Meet GROVER
In an attempt to prevent artificial intelligence-generated fake news from spreading across the internet, a team of scientists built an AI algorithm that creates what might be the most believable bot-written fake news to date — based on nothing more than a lurid headline.
The system, GROVER, can create fake and misleading news articles that are more believable than those written by humans, according to research shared to the preprint server ArXiv on Wednesday — and also detect them.
"We find that best current discriminators can classify neural fake news from real, human-written, news with 73% accuracy, assuming access to a moderate level of training data," the researchers wrote in the paper. "Counterintuitively, the best defense against Grover turns out to be Grover itself, with 92% accuracy."
In other words, the algorithm is apparently able to detect AI-written fake news better than any other tool out there.

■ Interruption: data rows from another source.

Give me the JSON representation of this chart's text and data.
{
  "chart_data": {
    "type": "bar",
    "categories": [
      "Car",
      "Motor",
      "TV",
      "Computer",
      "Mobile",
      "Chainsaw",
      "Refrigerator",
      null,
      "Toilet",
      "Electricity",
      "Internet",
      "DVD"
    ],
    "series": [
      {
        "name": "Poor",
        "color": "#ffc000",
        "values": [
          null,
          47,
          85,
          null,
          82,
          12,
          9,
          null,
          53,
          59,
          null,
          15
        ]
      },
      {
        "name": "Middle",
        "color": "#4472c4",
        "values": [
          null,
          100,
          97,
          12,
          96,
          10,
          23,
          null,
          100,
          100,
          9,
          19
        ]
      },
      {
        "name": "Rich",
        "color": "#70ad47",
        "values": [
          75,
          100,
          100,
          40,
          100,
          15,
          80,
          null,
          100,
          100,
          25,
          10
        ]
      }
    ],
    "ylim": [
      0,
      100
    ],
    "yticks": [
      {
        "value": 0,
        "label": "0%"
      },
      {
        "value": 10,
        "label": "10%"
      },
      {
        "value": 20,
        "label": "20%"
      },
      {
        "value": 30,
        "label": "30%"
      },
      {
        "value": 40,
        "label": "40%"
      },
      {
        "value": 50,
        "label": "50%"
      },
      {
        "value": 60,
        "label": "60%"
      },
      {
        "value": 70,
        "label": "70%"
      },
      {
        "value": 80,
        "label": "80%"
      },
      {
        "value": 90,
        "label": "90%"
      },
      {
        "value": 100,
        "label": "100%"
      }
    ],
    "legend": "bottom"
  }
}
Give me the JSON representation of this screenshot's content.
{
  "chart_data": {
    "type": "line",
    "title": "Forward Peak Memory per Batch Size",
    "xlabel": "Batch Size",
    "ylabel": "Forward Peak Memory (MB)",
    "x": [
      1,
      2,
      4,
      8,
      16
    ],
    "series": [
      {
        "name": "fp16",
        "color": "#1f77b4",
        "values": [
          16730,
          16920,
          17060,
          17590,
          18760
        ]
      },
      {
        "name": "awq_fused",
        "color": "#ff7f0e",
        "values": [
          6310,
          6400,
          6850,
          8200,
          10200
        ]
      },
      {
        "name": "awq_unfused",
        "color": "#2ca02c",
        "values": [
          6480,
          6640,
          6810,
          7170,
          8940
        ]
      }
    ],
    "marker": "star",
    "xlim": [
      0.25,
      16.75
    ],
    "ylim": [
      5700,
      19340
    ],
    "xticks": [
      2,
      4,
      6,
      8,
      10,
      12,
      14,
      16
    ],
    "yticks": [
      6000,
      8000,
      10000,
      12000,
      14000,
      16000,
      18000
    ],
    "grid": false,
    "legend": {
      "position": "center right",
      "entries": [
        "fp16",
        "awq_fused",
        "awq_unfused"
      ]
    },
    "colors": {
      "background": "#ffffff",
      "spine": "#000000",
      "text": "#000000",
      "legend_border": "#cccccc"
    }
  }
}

But in the wrong hands, GROVER could fill the internet with dangerous propaganda and misinformation.
Shipping Out
To help prevent fake news from taking hold, the University of Washington scientists who built GROVER announce in their research that they plan to release the tool to the public — a stark difference from the OpenAI team that refused to release the full version of its similar algorithm, GPT-2.

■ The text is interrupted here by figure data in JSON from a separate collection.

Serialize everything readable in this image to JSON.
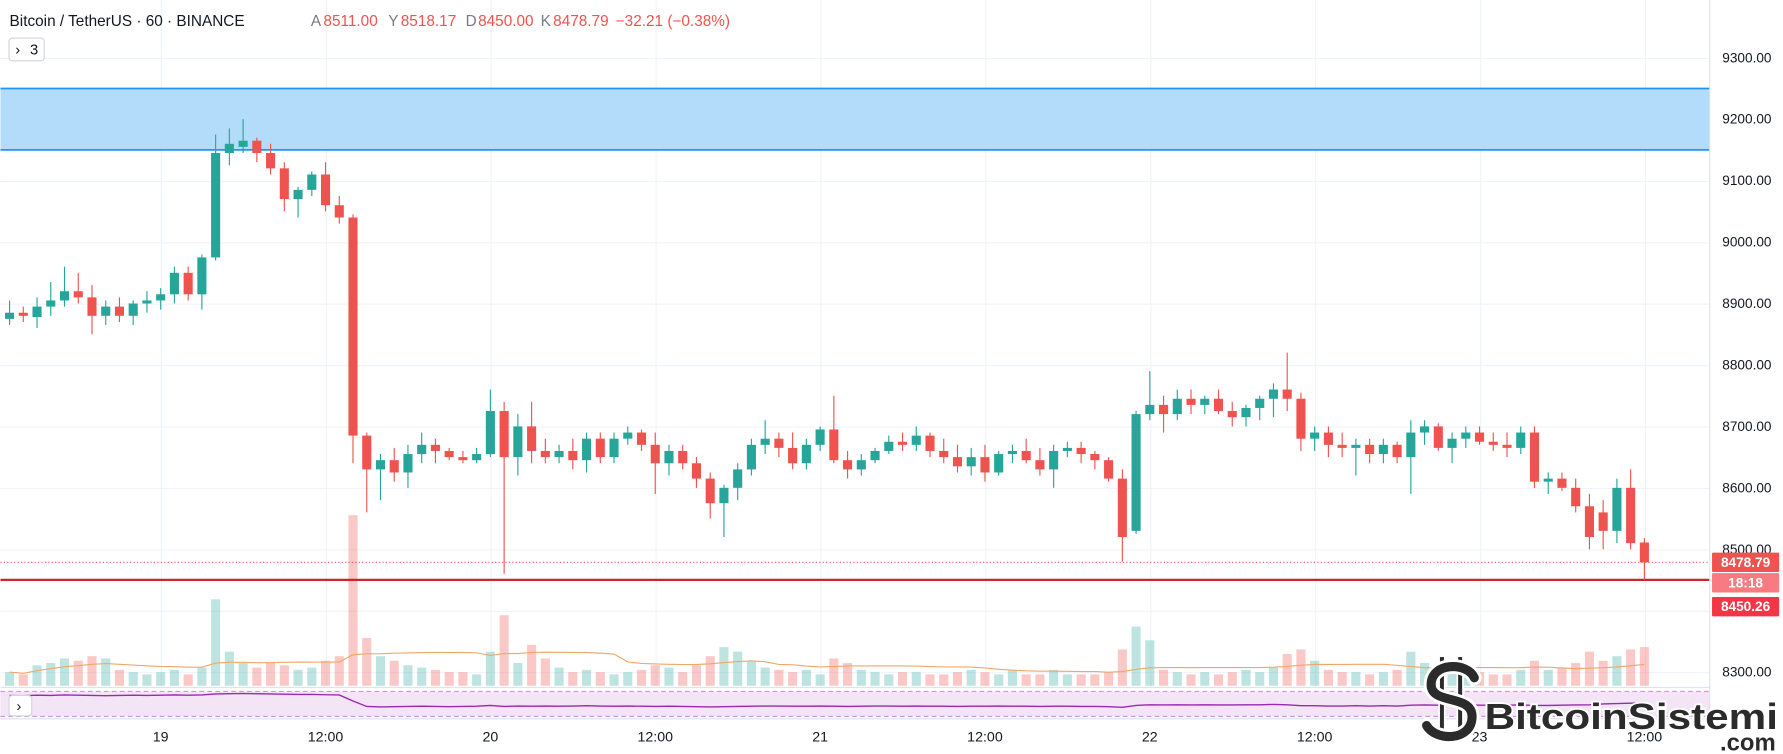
{
  "header": {
    "title": "Bitcoin / TetherUS · 60 · BINANCE",
    "o_label": "A",
    "o": "8511.00",
    "h_label": "Y",
    "h": "8518.17",
    "l_label": "D",
    "l": "8450.00",
    "c_label": "K",
    "c": "8478.79",
    "change": "−32.21 (−0.38%)"
  },
  "legend_toggle": {
    "chevron": "›",
    "count": "3",
    "chevron_icon": "chevron-right-icon"
  },
  "indicator_toggle": {
    "chevron": "›",
    "chevron_icon": "chevron-right-icon"
  },
  "watermark": {
    "text": "BitcoinSistemi",
    "suffix": ".com"
  },
  "colors": {
    "up": "#26a69a",
    "down": "#ef5350",
    "volume_up": "rgba(38,166,154,0.30)",
    "volume_down": "rgba(239,83,80,0.32)",
    "zone_fill": "#b3dcfb",
    "zone_line": "#2196f3",
    "support_line": "#c62828",
    "indicator": "#9c27b0",
    "indicator_pane": "#f3e5f5",
    "volume_ma": "#f0a868"
  },
  "chart_data": {
    "type": "candlestick",
    "title": "Bitcoin / TetherUS · 60 · BINANCE",
    "ylim": [
      8276,
      9394
    ],
    "grid": true,
    "price_axis": {
      "ticks": [
        "9300.00",
        "9200.00",
        "9100.00",
        "9000.00",
        "8900.00",
        "8800.00",
        "8700.00",
        "8600.00",
        "8500.00",
        "8300.00"
      ]
    },
    "time_axis": {
      "labels": [
        "19",
        "12:00",
        "20",
        "12:00",
        "21",
        "12:00",
        "22",
        "12:00",
        "23",
        "12:00"
      ]
    },
    "resistance_zone": {
      "low": 9150,
      "high": 9250
    },
    "support_line": {
      "price": 8450.26,
      "label": "8450.26"
    },
    "current_price": {
      "price": 8478.79,
      "label": "8478.79",
      "countdown": "18:18"
    },
    "candles_format": [
      "open",
      "high",
      "low",
      "close",
      "volume"
    ],
    "candles": [
      [
        8875,
        8905,
        8865,
        8885,
        12
      ],
      [
        8885,
        8895,
        8870,
        8880,
        10
      ],
      [
        8878,
        8910,
        8860,
        8895,
        18
      ],
      [
        8895,
        8935,
        8880,
        8905,
        20
      ],
      [
        8905,
        8960,
        8895,
        8920,
        24
      ],
      [
        8920,
        8950,
        8900,
        8910,
        22
      ],
      [
        8910,
        8930,
        8850,
        8880,
        26
      ],
      [
        8880,
        8905,
        8865,
        8895,
        24
      ],
      [
        8895,
        8910,
        8870,
        8880,
        14
      ],
      [
        8880,
        8905,
        8865,
        8900,
        12
      ],
      [
        8900,
        8920,
        8885,
        8905,
        10
      ],
      [
        8905,
        8925,
        8890,
        8915,
        12
      ],
      [
        8915,
        8960,
        8900,
        8950,
        14
      ],
      [
        8950,
        8960,
        8905,
        8915,
        10
      ],
      [
        8915,
        8980,
        8890,
        8975,
        16
      ],
      [
        8975,
        9175,
        8970,
        9145,
        76
      ],
      [
        9145,
        9185,
        9125,
        9160,
        30
      ],
      [
        9155,
        9200,
        9145,
        9165,
        20
      ],
      [
        9165,
        9170,
        9130,
        9145,
        16
      ],
      [
        9145,
        9160,
        9110,
        9120,
        20
      ],
      [
        9120,
        9130,
        9050,
        9070,
        18
      ],
      [
        9070,
        9090,
        9040,
        9085,
        14
      ],
      [
        9085,
        9115,
        9075,
        9110,
        16
      ],
      [
        9110,
        9130,
        9050,
        9060,
        22
      ],
      [
        9060,
        9075,
        9030,
        9040,
        26
      ],
      [
        9040,
        9045,
        8640,
        8685,
        150
      ],
      [
        8685,
        8690,
        8560,
        8630,
        42
      ],
      [
        8630,
        8655,
        8580,
        8645,
        26
      ],
      [
        8645,
        8665,
        8610,
        8625,
        22
      ],
      [
        8625,
        8670,
        8600,
        8655,
        18
      ],
      [
        8655,
        8690,
        8640,
        8670,
        16
      ],
      [
        8670,
        8680,
        8640,
        8660,
        14
      ],
      [
        8660,
        8665,
        8645,
        8650,
        12
      ],
      [
        8650,
        8660,
        8640,
        8645,
        12
      ],
      [
        8645,
        8665,
        8640,
        8655,
        10
      ],
      [
        8655,
        8760,
        8650,
        8725,
        30
      ],
      [
        8725,
        8740,
        8460,
        8650,
        62
      ],
      [
        8650,
        8720,
        8620,
        8700,
        20
      ],
      [
        8700,
        8740,
        8640,
        8660,
        36
      ],
      [
        8660,
        8680,
        8640,
        8650,
        24
      ],
      [
        8650,
        8670,
        8640,
        8660,
        16
      ],
      [
        8660,
        8680,
        8630,
        8645,
        12
      ],
      [
        8645,
        8690,
        8625,
        8680,
        14
      ],
      [
        8680,
        8690,
        8640,
        8650,
        12
      ],
      [
        8650,
        8690,
        8640,
        8680,
        10
      ],
      [
        8680,
        8700,
        8670,
        8690,
        12
      ],
      [
        8690,
        8695,
        8660,
        8670,
        14
      ],
      [
        8670,
        8690,
        8590,
        8640,
        18
      ],
      [
        8640,
        8670,
        8620,
        8660,
        16
      ],
      [
        8660,
        8670,
        8630,
        8640,
        12
      ],
      [
        8640,
        8650,
        8600,
        8615,
        18
      ],
      [
        8615,
        8625,
        8550,
        8575,
        26
      ],
      [
        8575,
        8605,
        8520,
        8600,
        34
      ],
      [
        8600,
        8640,
        8580,
        8630,
        30
      ],
      [
        8630,
        8680,
        8620,
        8670,
        22
      ],
      [
        8670,
        8710,
        8655,
        8680,
        16
      ],
      [
        8680,
        8690,
        8650,
        8665,
        14
      ],
      [
        8665,
        8690,
        8630,
        8640,
        12
      ],
      [
        8640,
        8680,
        8630,
        8670,
        14
      ],
      [
        8670,
        8700,
        8660,
        8695,
        10
      ],
      [
        8695,
        8750,
        8640,
        8645,
        24
      ],
      [
        8645,
        8660,
        8615,
        8630,
        20
      ],
      [
        8630,
        8655,
        8620,
        8645,
        14
      ],
      [
        8645,
        8665,
        8640,
        8660,
        12
      ],
      [
        8660,
        8685,
        8655,
        8675,
        10
      ],
      [
        8675,
        8690,
        8660,
        8670,
        12
      ],
      [
        8670,
        8700,
        8660,
        8685,
        12
      ],
      [
        8685,
        8690,
        8650,
        8660,
        10
      ],
      [
        8660,
        8680,
        8640,
        8650,
        10
      ],
      [
        8650,
        8670,
        8625,
        8635,
        12
      ],
      [
        8635,
        8665,
        8620,
        8650,
        14
      ],
      [
        8650,
        8670,
        8610,
        8625,
        12
      ],
      [
        8625,
        8660,
        8620,
        8655,
        10
      ],
      [
        8655,
        8670,
        8640,
        8660,
        14
      ],
      [
        8660,
        8680,
        8640,
        8645,
        10
      ],
      [
        8645,
        8665,
        8620,
        8630,
        10
      ],
      [
        8630,
        8670,
        8600,
        8660,
        14
      ],
      [
        8660,
        8675,
        8650,
        8665,
        10
      ],
      [
        8665,
        8675,
        8640,
        8655,
        10
      ],
      [
        8655,
        8660,
        8630,
        8645,
        10
      ],
      [
        8645,
        8650,
        8610,
        8615,
        12
      ],
      [
        8615,
        8630,
        8480,
        8520,
        32
      ],
      [
        8530,
        8725,
        8525,
        8720,
        52
      ],
      [
        8720,
        8790,
        8710,
        8735,
        40
      ],
      [
        8735,
        8750,
        8690,
        8720,
        14
      ],
      [
        8720,
        8760,
        8710,
        8745,
        12
      ],
      [
        8745,
        8760,
        8720,
        8735,
        10
      ],
      [
        8735,
        8750,
        8720,
        8745,
        12
      ],
      [
        8745,
        8760,
        8720,
        8725,
        10
      ],
      [
        8725,
        8740,
        8700,
        8715,
        12
      ],
      [
        8715,
        8735,
        8700,
        8730,
        14
      ],
      [
        8730,
        8750,
        8710,
        8745,
        12
      ],
      [
        8745,
        8770,
        8715,
        8760,
        16
      ],
      [
        8760,
        8820,
        8725,
        8745,
        28
      ],
      [
        8745,
        8755,
        8660,
        8680,
        32
      ],
      [
        8680,
        8700,
        8660,
        8690,
        22
      ],
      [
        8690,
        8700,
        8650,
        8670,
        14
      ],
      [
        8670,
        8690,
        8650,
        8665,
        12
      ],
      [
        8665,
        8680,
        8620,
        8670,
        12
      ],
      [
        8670,
        8680,
        8640,
        8655,
        10
      ],
      [
        8655,
        8680,
        8640,
        8670,
        12
      ],
      [
        8670,
        8675,
        8640,
        8650,
        14
      ],
      [
        8650,
        8710,
        8590,
        8690,
        30
      ],
      [
        8690,
        8710,
        8670,
        8700,
        20
      ],
      [
        8700,
        8705,
        8660,
        8665,
        16
      ],
      [
        8665,
        8690,
        8640,
        8680,
        12
      ],
      [
        8680,
        8700,
        8665,
        8690,
        10
      ],
      [
        8690,
        8700,
        8670,
        8675,
        12
      ],
      [
        8675,
        8690,
        8660,
        8670,
        10
      ],
      [
        8670,
        8690,
        8650,
        8665,
        10
      ],
      [
        8665,
        8700,
        8655,
        8690,
        14
      ],
      [
        8690,
        8700,
        8600,
        8610,
        22
      ],
      [
        8610,
        8625,
        8590,
        8615,
        14
      ],
      [
        8615,
        8625,
        8595,
        8600,
        16
      ],
      [
        8600,
        8615,
        8560,
        8570,
        20
      ],
      [
        8570,
        8590,
        8500,
        8520,
        30
      ],
      [
        8560,
        8580,
        8500,
        8530,
        22
      ],
      [
        8530,
        8615,
        8510,
        8600,
        26
      ],
      [
        8600,
        8630,
        8500,
        8510,
        32
      ],
      [
        8511,
        8518.17,
        8450,
        8478.79,
        34
      ]
    ],
    "indicator": [
      84,
      83,
      85,
      84,
      86,
      85,
      84,
      83,
      84,
      85,
      84,
      85,
      86,
      85,
      86,
      90,
      91,
      92,
      91,
      90,
      89,
      88,
      88,
      87,
      86,
      62,
      40,
      38,
      39,
      40,
      41,
      40,
      39,
      40,
      41,
      44,
      40,
      42,
      41,
      42,
      41,
      42,
      43,
      42,
      41,
      42,
      41,
      40,
      41,
      40,
      39,
      38,
      39,
      40,
      41,
      42,
      42,
      41,
      41,
      42,
      41,
      40,
      41,
      42,
      42,
      41,
      42,
      41,
      41,
      40,
      41,
      41,
      42,
      41,
      41,
      40,
      41,
      41,
      40,
      40,
      39,
      37,
      44,
      47,
      46,
      47,
      46,
      47,
      46,
      46,
      47,
      47,
      48,
      47,
      43,
      43,
      42,
      42,
      43,
      42,
      43,
      42,
      45,
      46,
      45,
      45,
      46,
      45,
      45,
      45,
      46,
      44,
      44,
      45,
      46,
      47,
      50,
      52,
      53,
      54
    ]
  }
}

The algorithm can analyze more aspects of a news article than other tools, including not only the body of the article but also the headline, publication name, author name, and other details that could indicate foul play.
Wrong Hands
But that attention to detail also means that someone could use GROVER to create fake news of their own.
The study demonstrates how easily GROVER can churn out a news article falsely asserting that vaccines are linked to autism spectrum disorder, for instance, written in the distinctive styles of specific news outlets like The Washington Post, TechCrunch, The New York Times, and Wired. People who read GROVER's articles found them more convincing than those written by humans, according to the study.

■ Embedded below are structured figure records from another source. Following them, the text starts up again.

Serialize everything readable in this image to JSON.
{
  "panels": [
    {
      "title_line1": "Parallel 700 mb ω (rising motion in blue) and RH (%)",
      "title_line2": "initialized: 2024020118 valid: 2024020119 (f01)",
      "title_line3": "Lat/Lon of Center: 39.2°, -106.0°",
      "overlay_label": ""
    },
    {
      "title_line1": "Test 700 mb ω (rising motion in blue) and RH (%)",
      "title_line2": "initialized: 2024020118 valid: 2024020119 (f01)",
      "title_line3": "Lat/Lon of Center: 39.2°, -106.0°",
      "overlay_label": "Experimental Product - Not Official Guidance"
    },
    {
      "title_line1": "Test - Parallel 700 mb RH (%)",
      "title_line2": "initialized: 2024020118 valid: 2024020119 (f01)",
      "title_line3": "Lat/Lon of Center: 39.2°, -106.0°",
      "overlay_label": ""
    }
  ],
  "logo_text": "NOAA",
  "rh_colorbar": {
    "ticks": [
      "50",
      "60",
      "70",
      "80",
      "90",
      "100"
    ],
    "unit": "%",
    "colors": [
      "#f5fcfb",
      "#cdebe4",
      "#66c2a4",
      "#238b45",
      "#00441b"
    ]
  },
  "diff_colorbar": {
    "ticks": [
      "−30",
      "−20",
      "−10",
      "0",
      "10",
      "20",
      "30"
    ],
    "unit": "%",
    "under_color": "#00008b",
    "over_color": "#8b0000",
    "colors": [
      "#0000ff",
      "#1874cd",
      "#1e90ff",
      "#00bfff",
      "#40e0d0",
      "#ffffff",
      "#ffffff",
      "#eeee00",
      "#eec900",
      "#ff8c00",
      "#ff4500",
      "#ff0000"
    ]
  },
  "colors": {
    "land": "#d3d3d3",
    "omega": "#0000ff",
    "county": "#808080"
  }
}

Writing in the style of The NYT's science section, GROVER generated not only a headline, but also an author's name and the opening of a news article that attributes a link between vaccines and autism to scientists from UC San Diego and the federal government:
Those who have been vaccinated against measles have a more than 5-fold higher chance of developing autism, researchers at the University of California San Diego School of Medicine and the Centers for Disease Control and Prevention report today in the Journal of Epidemiology and Community Health.
In another example, the researchers demonstrate how GROVER can refine its output over time to better match a specific publication. They feed it with a headline about vaccines causing autism and tell it to match Wired's style.
GROVER uses that headline to write a full article, then goes back and refines the headline to make it look like something that Wired would publish. The researchers also included other fake articles in the style of The Washington Post claiming that Donald Trump had been impeached based on new evidence from the Mueller Report:
WASHINGTON — The House voted to impeach President Donald Trump Wednesday after releasing hundreds of pages of text messages that point to clear evidence of obstruction of justice and communication with the head of the Trump Organization about a potential business deal in Russia," the article reads.
The 220-197 vote came after weeks of debate over whether new evidence released by special counsel Robert Mueller's office signaled sufficient grounds for Trump's removal from office. The president personally denounced the move, announcing his intent to veto the resolution and accusing Democrats of plotting to remove him from office through a "con job."
The scientists concede that releasing GROVER to the world could be dangerous, but maintain that it's still the best line of defense against algorithmic propaganda, even that created by GROVER itself.